Sie ist Teilhabe am Werk Gottes, der uns nicht eine fix und fertige Welt
anvertraut, sondern uns auffordert, sie zu gestalten, in ihr schöpferisch tätig
zu werden, so unsere Fähigkeiten zu entfalten und damit zugleich zur Vollendung
der Welt und unserer selbst beizutragen.
Das
ist die eine Seite. Doch kennt nun das Alte Testament noch eine andere
Kennzeichnung der Arbeit. Das dritte Gebot des Dekalogs spricht von
„knechtischer Arbeit“, die am Tag des Herrn nicht verrichtet werden darf. Mit
dem Wort „knechtisch“ ist ursprünglich durchaus nichts Verächtliches gemeint.

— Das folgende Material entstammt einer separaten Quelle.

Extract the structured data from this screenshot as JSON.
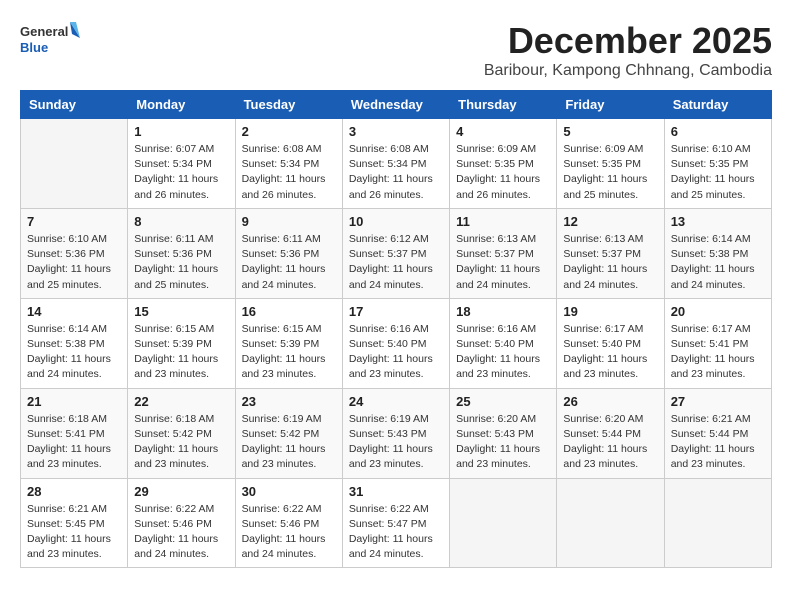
{
  "logo": {
    "general": "General",
    "blue": "Blue"
  },
  "title": "December 2025",
  "location": "Baribour, Kampong Chhnang, Cambodia",
  "days_header": [
    "Sunday",
    "Monday",
    "Tuesday",
    "Wednesday",
    "Thursday",
    "Friday",
    "Saturday"
  ],
  "weeks": [
    [
      {
        "day": "",
        "info": ""
      },
      {
        "day": "1",
        "info": "Sunrise: 6:07 AM\nSunset: 5:34 PM\nDaylight: 11 hours\nand 26 minutes."
      },
      {
        "day": "2",
        "info": "Sunrise: 6:08 AM\nSunset: 5:34 PM\nDaylight: 11 hours\nand 26 minutes."
      },
      {
        "day": "3",
        "info": "Sunrise: 6:08 AM\nSunset: 5:34 PM\nDaylight: 11 hours\nand 26 minutes."
      },
      {
        "day": "4",
        "info": "Sunrise: 6:09 AM\nSunset: 5:35 PM\nDaylight: 11 hours\nand 26 minutes."
      },
      {
        "day": "5",
        "info": "Sunrise: 6:09 AM\nSunset: 5:35 PM\nDaylight: 11 hours\nand 25 minutes."
      },
      {
        "day": "6",
        "info": "Sunrise: 6:10 AM\nSunset: 5:35 PM\nDaylight: 11 hours\nand 25 minutes."
      }
    ],
    [
      {
        "day": "7",
        "info": "Sunrise: 6:10 AM\nSunset: 5:36 PM\nDaylight: 11 hours\nand 25 minutes."
      },
      {
        "day": "8",
        "info": "Sunrise: 6:11 AM\nSunset: 5:36 PM\nDaylight: 11 hours\nand 25 minutes."
      },
      {
        "day": "9",
        "info": "Sunrise: 6:11 AM\nSunset: 5:36 PM\nDaylight: 11 hours\nand 24 minutes."
      },
      {
        "day": "10",
        "info": "Sunrise: 6:12 AM\nSunset: 5:37 PM\nDaylight: 11 hours\nand 24 minutes."
      },
      {
        "day": "11",
        "info": "Sunrise: 6:13 AM\nSunset: 5:37 PM\nDaylight: 11 hours\nand 24 minutes."
      },
      {
        "day": "12",
        "info": "Sunrise: 6:13 AM\nSunset: 5:37 PM\nDaylight: 11 hours\nand 24 minutes."
      },
      {
        "day": "13",
        "info": "Sunrise: 6:14 AM\nSunset: 5:38 PM\nDaylight: 11 hours\nand 24 minutes."
      }
    ],
    [
      {
        "day": "14",
        "info": "Sunrise: 6:14 AM\nSunset: 5:38 PM\nDaylight: 11 hours\nand 24 minutes."
      },
      {
        "day": "15",
        "info": "Sunrise: 6:15 AM\nSunset: 5:39 PM\nDaylight: 11 hours\nand 23 minutes."
      },
      {
        "day": "16",
        "info": "Sunrise: 6:15 AM\nSunset: 5:39 PM\nDaylight: 11 hours\nand 23 minutes."
      },
      {
        "day": "17",
        "info": "Sunrise: 6:16 AM\nSunset: 5:40 PM\nDaylight: 11 hours\nand 23 minutes."
      },
      {
        "day": "18",
        "info": "Sunrise: 6:16 AM\nSunset: 5:40 PM\nDaylight: 11 hours\nand 23 minutes."
      },
      {
        "day": "19",
        "info": "Sunrise: 6:17 AM\nSunset: 5:40 PM\nDaylight: 11 hours\nand 23 minutes."
      },
      {
        "day": "20",
        "info": "Sunrise: 6:17 AM\nSunset: 5:41 PM\nDaylight: 11 hours\nand 23 minutes."
      }
    ],
    [
      {
        "day": "21",
        "info": "Sunrise: 6:18 AM\nSunset: 5:41 PM\nDaylight: 11 hours\nand 23 minutes."
      },
      {
        "day": "22",
        "info": "Sunrise: 6:18 AM\nSunset: 5:42 PM\nDaylight: 11 hours\nand 23 minutes."
      },
      {
        "day": "23",
        "info": "Sunrise: 6:19 AM\nSunset: 5:42 PM\nDaylight: 11 hours\nand 23 minutes."
      },
      {
        "day": "24",
        "info": "Sunrise: 6:19 AM\nSunset: 5:43 PM\nDaylight: 11 hours\nand 23 minutes."
      },
      {
        "day": "25",
        "info": "Sunrise: 6:20 AM\nSunset: 5:43 PM\nDaylight: 11 hours\nand 23 minutes."
      },
      {
        "day": "26",
        "info": "Sunrise: 6:20 AM\nSunset: 5:44 PM\nDaylight: 11 hours\nand 23 minutes."
      },
      {
        "day": "27",
        "info": "Sunrise: 6:21 AM\nSunset: 5:44 PM\nDaylight: 11 hours\nand 23 minutes."
      }
    ],
    [
      {
        "day": "28",
        "info": "Sunrise: 6:21 AM\nSunset: 5:45 PM\nDaylight: 11 hours\nand 23 minutes."
      },
      {
        "day": "29",
        "info": "Sunrise: 6:22 AM\nSunset: 5:46 PM\nDaylight: 11 hours\nand 24 minutes."
      },
      {
        "day": "30",
        "info": "Sunrise: 6:22 AM\nSunset: 5:46 PM\nDaylight: 11 hours\nand 24 minutes."
      },
      {
        "day": "31",
        "info": "Sunrise: 6:22 AM\nSunset: 5:47 PM\nDaylight: 11 hours\nand 24 minutes."
      },
      {
        "day": "",
        "info": ""
      },
      {
        "day": "",
        "info": ""
      },
      {
        "day": "",
        "info": ""
      }
    ]
  ]
}
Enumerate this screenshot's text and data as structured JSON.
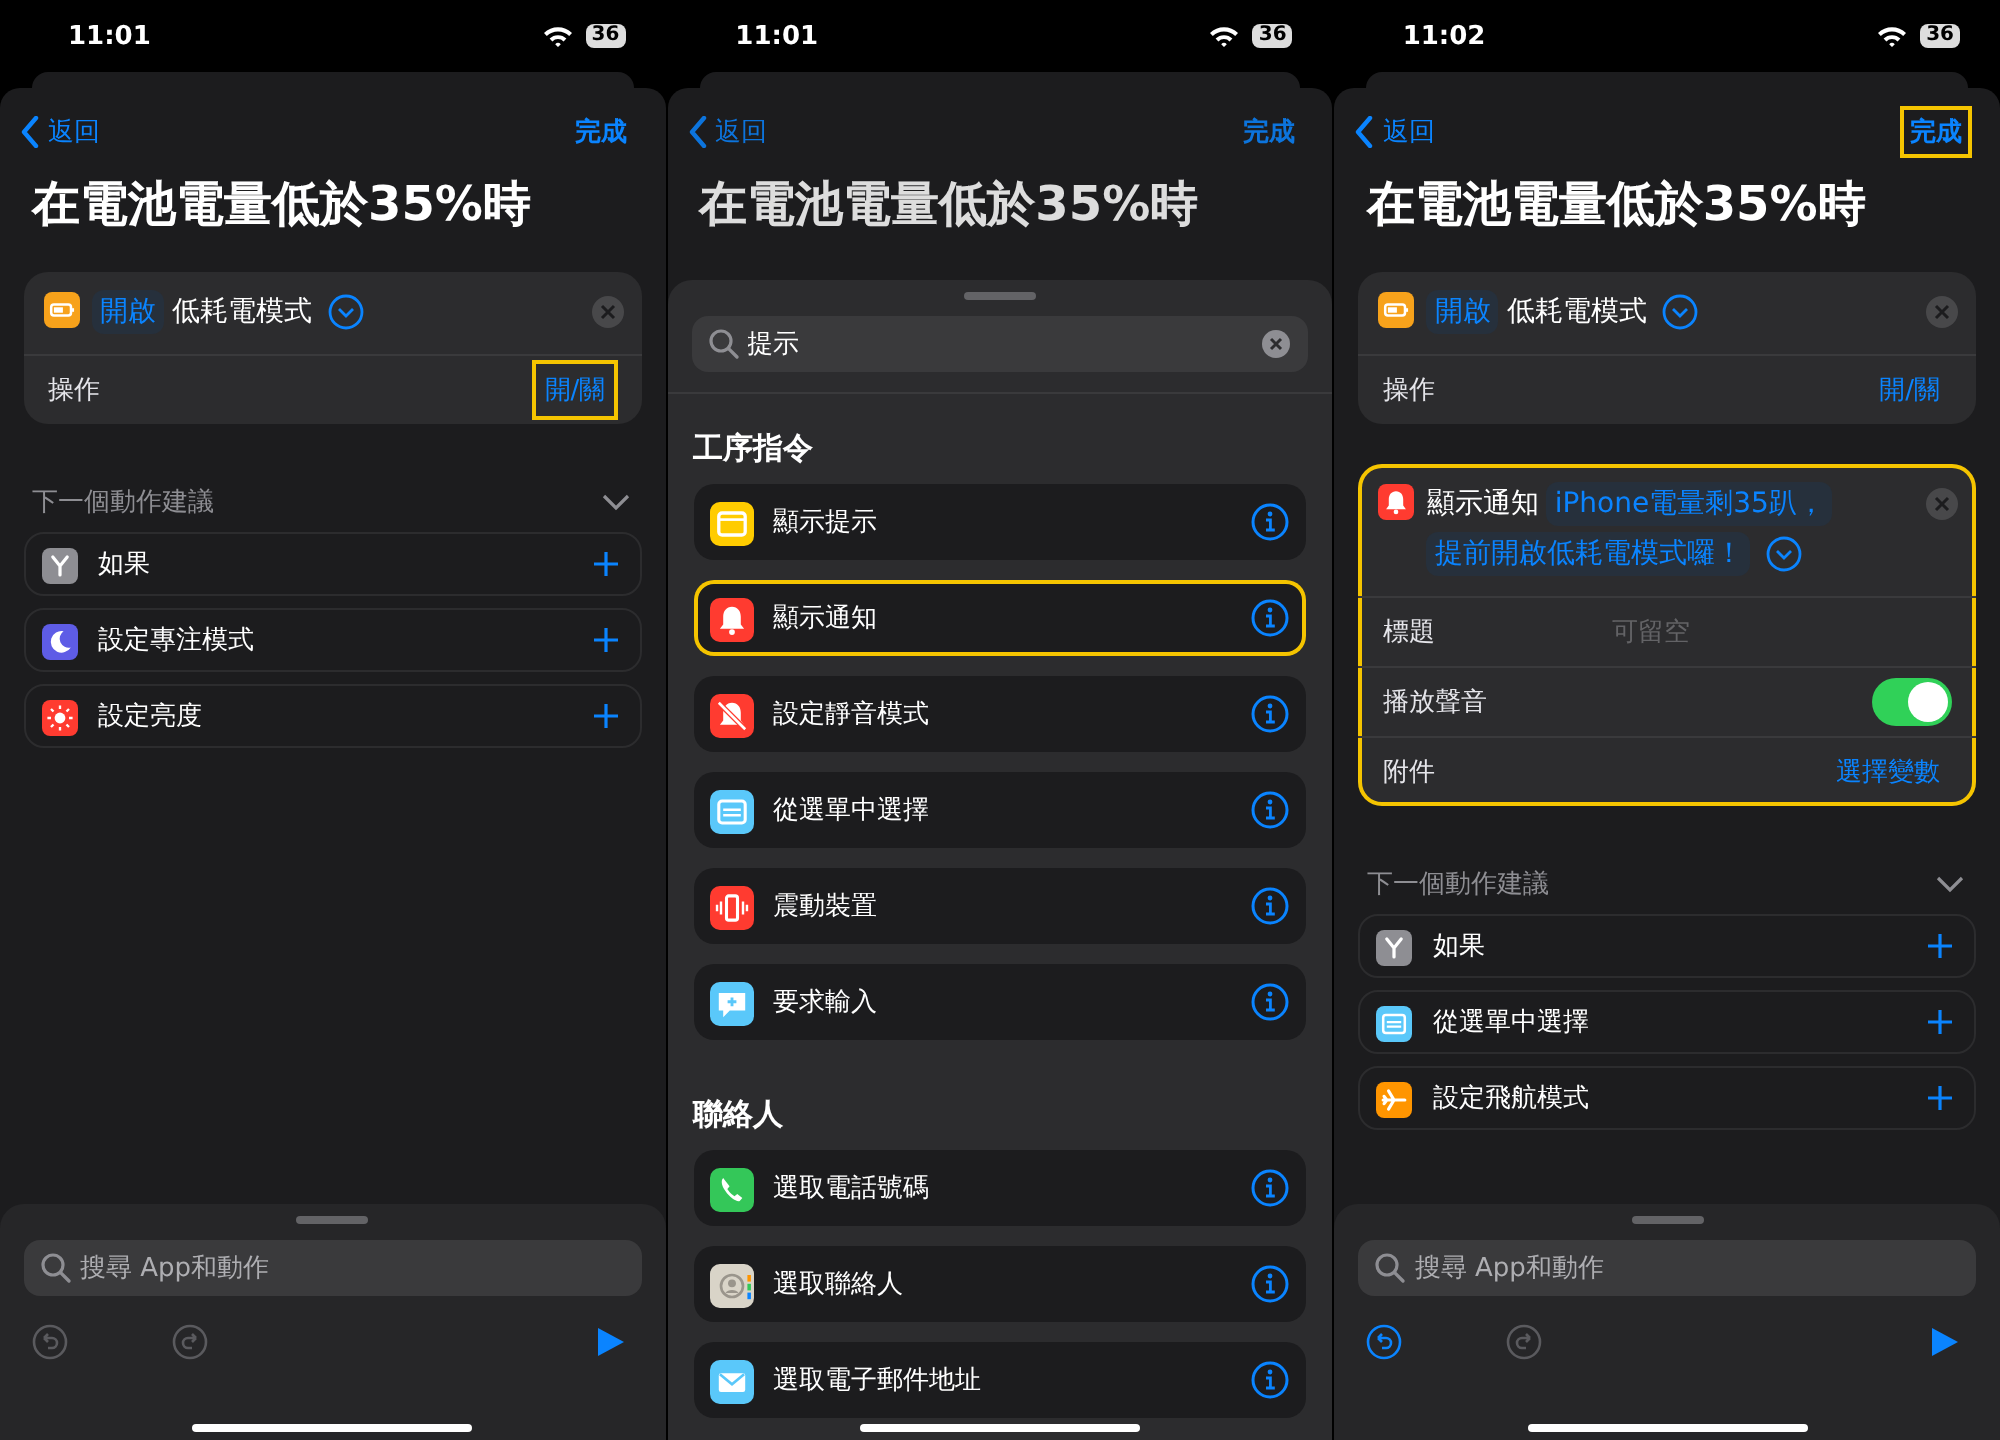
{
  "phones": [
    {
      "kind": "editor",
      "status": {
        "time": "11:01",
        "battery": "36"
      },
      "nav": {
        "back": "返回",
        "done": "完成",
        "done_highlighted": false
      },
      "title": "在電池電量低於35%時",
      "actions": [
        {
          "kind": "battery",
          "color": "#f7a21b",
          "highlighted": false,
          "parts": [
            {
              "kind": "token",
              "text": "開啟"
            },
            {
              "kind": "text",
              "text": "低耗電模式"
            }
          ],
          "params": [
            {
              "kind": "link",
              "label": "操作",
              "value": "開/關",
              "highlighted": true
            }
          ]
        }
      ],
      "suggestions": {
        "heading": "下一個動作建議",
        "items": [
          {
            "kind": "branch",
            "color": "#8e8e93",
            "label": "如果"
          },
          {
            "kind": "moon",
            "color": "#5e5ce6",
            "label": "設定專注模式"
          },
          {
            "kind": "sun",
            "color": "#ff3b30",
            "label": "設定亮度"
          }
        ]
      },
      "search": {
        "placeholder": "搜尋 App和動作"
      },
      "toolbar": {
        "undo_enabled": false
      }
    },
    {
      "kind": "search",
      "status": {
        "time": "11:01",
        "battery": "36"
      },
      "nav": {
        "back": "返回",
        "done": "完成",
        "done_highlighted": false
      },
      "title": "在電池電量低於35%時",
      "query": "提示",
      "sections": [
        {
          "title": "工序指令",
          "items": [
            {
              "kind": "window",
              "color": "#ffcc00",
              "label": "顯示提示",
              "highlighted": false
            },
            {
              "kind": "bell",
              "color": "#ff3b30",
              "label": "顯示通知",
              "highlighted": true
            },
            {
              "kind": "mute",
              "color": "#ff3b30",
              "label": "設定靜音模式",
              "highlighted": false
            },
            {
              "kind": "list",
              "color": "#5ac8fa",
              "label": "從選單中選擇",
              "highlighted": false
            },
            {
              "kind": "vibrate",
              "color": "#ff3b30",
              "label": "震動裝置",
              "highlighted": false
            },
            {
              "kind": "bubble",
              "color": "#5ac8fa",
              "label": "要求輸入",
              "highlighted": false
            }
          ]
        },
        {
          "title": "聯絡人",
          "items": [
            {
              "kind": "phone",
              "color": "#34c759",
              "label": "選取電話號碼",
              "highlighted": false
            },
            {
              "kind": "contact",
              "color": "#d9d4c8",
              "label": "選取聯絡人",
              "highlighted": false
            },
            {
              "kind": "mail",
              "color": "#5ac8fa",
              "label": "選取電子郵件地址",
              "highlighted": false
            }
          ]
        }
      ]
    },
    {
      "kind": "editor",
      "status": {
        "time": "11:02",
        "battery": "36"
      },
      "nav": {
        "back": "返回",
        "done": "完成",
        "done_highlighted": true
      },
      "title": "在電池電量低於35%時",
      "actions": [
        {
          "kind": "battery",
          "color": "#f7a21b",
          "highlighted": false,
          "parts": [
            {
              "kind": "token",
              "text": "開啟"
            },
            {
              "kind": "text",
              "text": "低耗電模式"
            }
          ],
          "params": [
            {
              "kind": "link",
              "label": "操作",
              "value": "開/關",
              "highlighted": false
            }
          ]
        },
        {
          "kind": "bell",
          "color": "#ff3b30",
          "highlighted": true,
          "parts": [
            {
              "kind": "text",
              "text": "顯示通知"
            },
            {
              "kind": "token",
              "text": "iPhone電量剩35趴，"
            },
            {
              "kind": "token",
              "text": "提前開啟低耗電模式囉！"
            }
          ],
          "params": [
            {
              "kind": "field",
              "label": "標題",
              "placeholder": "可留空"
            },
            {
              "kind": "toggle",
              "label": "播放聲音",
              "on": true
            },
            {
              "kind": "link",
              "label": "附件",
              "value": "選擇變數",
              "highlighted": false
            }
          ]
        }
      ],
      "suggestions": {
        "heading": "下一個動作建議",
        "items": [
          {
            "kind": "branch",
            "color": "#8e8e93",
            "label": "如果"
          },
          {
            "kind": "list",
            "color": "#5ac8fa",
            "label": "從選單中選擇"
          },
          {
            "kind": "airplane",
            "color": "#ff9500",
            "label": "設定飛航模式"
          }
        ]
      },
      "search": {
        "placeholder": "搜尋 App和動作"
      },
      "toolbar": {
        "undo_enabled": true
      }
    }
  ]
}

Vielmehr wird hier in tiefer Weise angedeutet, dass Arbeit trotz ihrer Würde
ihren Zweck nicht in sich selbst trägt. Wir sind eben nicht geschaffen, um zu
arbeiten, wie uns der Atrachasis-Mythos glauben machen möchte. Vielmehr dient die Arbeit einem Zweck außerhalb
ihrer; sie ist zweckdienlich; sie
dient dem Lebensunterhalt, der Gewinnschöpfung, der Selbstentfaltung, der
Entfaltung anderer, usw.; sie ist also „knechtisch“, nutzbringend, dienlich in
diesem Sinn.
Wie
gesagt: das ist gut und notwendig so. Und doch will uns Gott nach biblischem
Zeugnis einen Tag in der Woche
schenken, an dem wir eben nicht „Knechte“ der Daseinssorge sein sollen, sondern
Herren; nicht Sklaven der Arbeit und des Broterwerbs und des Geld Machens,
sondern Freie, befreit von den Zwängen des normalen Alltags.
An
diesem Tag sollen wir nicht „zu etwas gut sein“, sondern einfach dasein, aus
Freude, aus Dankbarkeit für das Dasein; weil Gott uns gewissermaßen zusagt: Du
bist erschaffen nicht, um nur zu etwas nutze zu sein; nein, du bist erschaffen
um deinetselbst willen, weil es gut ist, dass es dich gibt, von mir bejaht,
geliebt, einfach so. Und weil das der
Sinn deines Daseins ist, deshalb brauchst du einen Tag, dich an diesen Sinn zu
erinnern und ihn vor allem auch zu feiern; und daher repräsentiert der Sonntag
den Sinn des Daseins überhaupt. Er ist Tag des Daseinsdankes, daher Tag der
„eucharistia“, der Danksagungsfeier, Tag der Preisung des Herrn, der Preisung
dessen also, der allen anderen Dingen und Verrichtungen meines Lebensalltages
allererst einen bleibenden Sinn verleiht.
Von
dem Werbespruch: „Beten? Machen Sie mehr aus Ihrem Sonntag! Machen Sie Geld!“,
bin ich ausgegangen. In Wirklichkeit bedeutet dieses Mehr also ein tödliches
Weniger. Wo der Sonntag ohne Not – bei Ärzten, Pflegekräften, aber auch
solchen, die wie die in der Gastronomie Tätigen einen Dienst für einen schönen
Sonntag anderer erfüllen, ist das natürlich etwas anderes – wo also der Sonntag
auf Dauer und ohne Not zu einem fast normalen Arbeitstag wird; oder wo er nur noch der Erholung dient, um am
Montag wieder fit für die Arbeit zu sein; oder nur dem Vergnügen oder auch nur der Familie; wo also Gott keinen
zentralen Ort mehr am Sonntag hat wie etwa beim Besuch des
Sonntagsgottesdienste – da wird der Sonntag entleert. Es droht der Verlust
jener Sinnmitte, die allem anderen meines Lebens erst letzten Sinn gibt, und
zwar um das kärgliche Linsengericht von etwas mehr Geld, Vergnügen oder
anderem.
Zum Schluss möchte ich all jenen unter Ihnen danken, die auch gegen den Strom der Zeit heute noch den Sonntag als Sonntag zu feiern wissen, als Tag des Dankes an Gott, als Tag der „eucharistia“, als Tag des gemeinsamen Betens, Singens und Gott Lobens. Und in diesem Sinn wollen wir nun gemeinsam diesen Tag feiern und Christus in der eucharistischen Gestalt des Brotes verehren und hinaustragen in unsere Gemeinde.